Like most polemicists, Simon thrived on exaggeration. He endorsed often wildly speculative arguments (for example, that a larger population meant more geniuses and thus more technological innovation). He engaged in publicity stunts such as a $1,000 bet with the environmentalist Paul Ehrlich about whether the price of copper and some other raw materials would be higher or lower in five years (Simon won). When in 1986 the U.S. National Academy of Sciences published a report refuting the conventional pessimism about the impact of rapid population growth on economic development, Simon accused the authors of having pulled their punches.

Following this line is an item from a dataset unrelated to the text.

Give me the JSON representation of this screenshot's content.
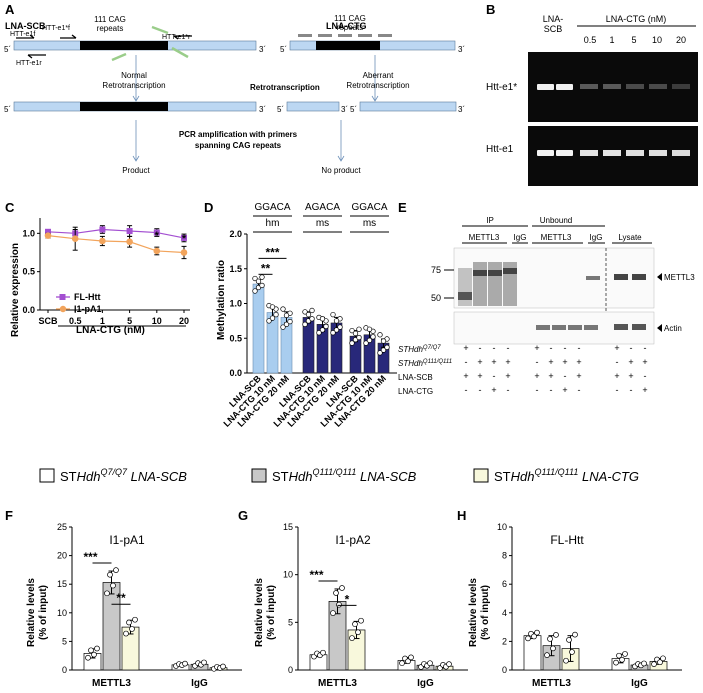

Will Simon's work stand the test of time? He was an excellent economist, and in his emphasis on scale effects and other nonlinearities, he anticipated much subsequent work in economic growth theory. However, nonlinearities can be used to argue against population growth as well as in favor of it. Perhaps Simon will be remembered primarily as an antidote to the gloom-and-doom excesses of the "Population Bomb" school of thought that flourished in the 1970s.

See also: Economic-Demographic Models; Immigration, Benefits and Costs of; Natural Resources and Population; Population Thought, Contemporary; Technological Change and Population Growth.

bibliography

selected works by julian l. simon.

Simon, Julian L. 1975. "The Population Establishment." In Comparative Policy Analysis, ed. R. Kenneth Godwin. Lexington, MA: Lexington Books.

——. 1977. The Economics of Population Growth. Princeton, NJ: Princeton University Press.

——. 1981. The Ultimate Resource. Princeton, NJ: Princeton University Press.

——. 1986. Theory of Population and Economic Growth. New York: Blackwell.

——. 1989. The Economic Consequences of Immigration to the U.S. New York: Blackwell.

——. 1990. Population Matters: People, Resources, Environment, and Immigration. New Brunswick, NJ: Transaction.

——. 1999. Economics against the Grain, 2 vols. Cheltenham, Eng.: Edward Elgar.

——. 1996. The Ultimate Resource 2. Princeton, NJ: Princeton University Press.

——. 2002. A Life against the Grain: The Autobiography of an Unconventional Economist, ed. Rita J. Simon. New Brunswick, NJ: Transaction.

Simon, Julian L., ed. 1995. The State of Humanity. Oxford: Blackwell.

Simon, Julian L., and Herman Kahn, eds. 1984. The Resourceful Earth: A Response to Global 2000. New York: Blackwell.